SAP Expands Design Thinking Footprint in Silicon Valley
When it comes to design thinking and software, Silicon Valley might as well be the cradle of civilization. With the mother of all design companies, IDEO, and the Stanford D-School down the street it’s fitting that SAP Labs Silicon Valley expanded its design footprint regionally with some big news last week.
SAP has been quietly gathering strength and accolades in design-centric innovation for over a decade. For example, last year the company won The Red Dot Award, a much-coveted design award, for SAP Fiori — the new interface SAP developed for its software.
Last week marked the opening of a new AppHaus in Palo Alto and the second annual HIVE conference, an event dedicated to understanding what immersive technologies — like virtual reality and robotics – mean to designers and business applications.
The AppHaus Palo Alto is one of three such spaces around the world and joins other locations at SAP campuses in Heidelberg and Korea. The AppHauses fall under the Design and Co-Innovation Center (DCC) – an SAP Labs team devoted to highly customized co-innovation with SAP clients. The Palo Alto site will include a D-shop where SAP employees, customers and university students can tinker with the latest technologies including robotics, virtual reality headsets and 3D printing.
“When people come into the AppHaus they are inspired to create and try something new,” Janaki Kumar, Americas Head of the DCC, said of the Palo Alto space at its opening ceremony. “All the organizational silos, the constraints, the hierarchies – they don’t exist anymore. People come here to open themselves up to new possibilities.”
Sam Yen, who a few years ago was appointed SAP’s first Chief Design Officer, also spoke at the event, putting into perspective what this new creative space means for the company. “We have gone through our own transformation figuring out what design means to our organization, and how we can use it to change the mindset and culture,” Yen told those gathered at the AppHaus the opening. “We have seen a significant shift at SAP in how we approach software, and that’s what this space represents.”

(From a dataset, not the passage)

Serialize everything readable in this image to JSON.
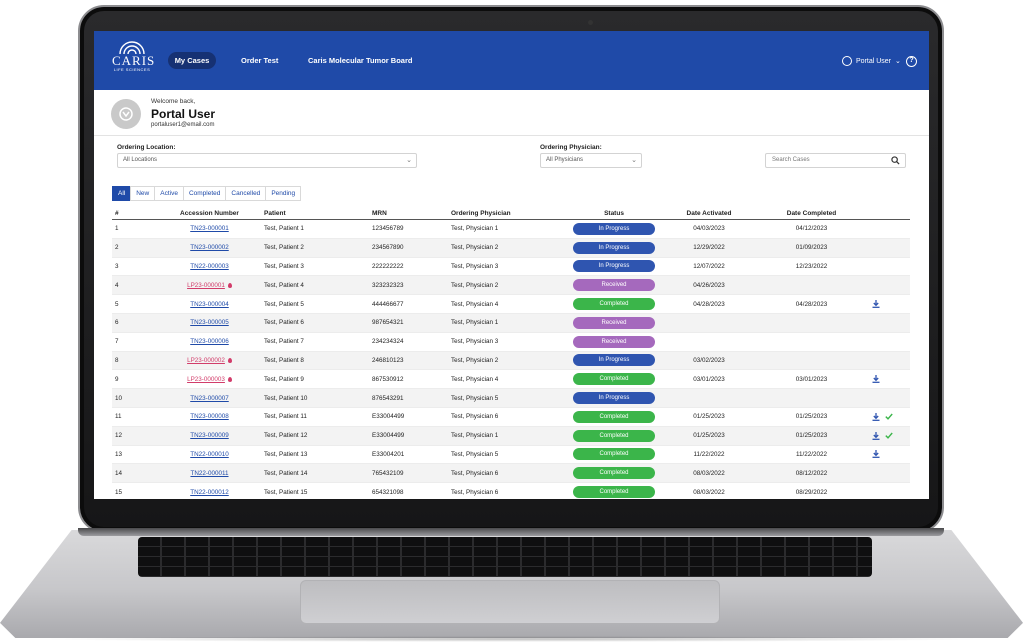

The next day at SAP held its annual design and development conference, HIVE. Yen keynoted at the event and reiterated the importance of design in today’s business landscape.
“Designed-centered organizations have really outperformed the market over the past ten years. Those organizations that don’t have internal design talent, or have not fostered a design culture over the last few years, have massively acquired [design consulting firms],” Yen told the audience of SAP employees.
Transformation from the inside out
SAP is even taking innovation a step further. The company’s commitment to core principles of design thinking – empathy, creativity, collaboration and iteration – has helped support a culture of innovation readiness.
By extending its design-thinking offerings to customers, SAP can help clients be more innovative by collaborating with them on specific projects, and helping entire organizations to think like designers and reorient their entire business around core design principles.
Visiting Palo Alto recently, Andreas Hauser, Global Head of the DCC, spoke to the unique opportunity his team at SAP has to really shape business going forward. “What’s motivating me so much is that there is a unique opportunity for us in this industry to help change the way people work,” Hauser said.
Design Thinking Goes Mainstream
The world may finally be catching on to the importance of design thinking, but these ideas are not new to SAP. Yen recently told employees, “You see a lot of companies over the last few years taking credit for introducing design thinking and running with it, but we’ve been at this for a long time.”
It will be interesting to see what comes next.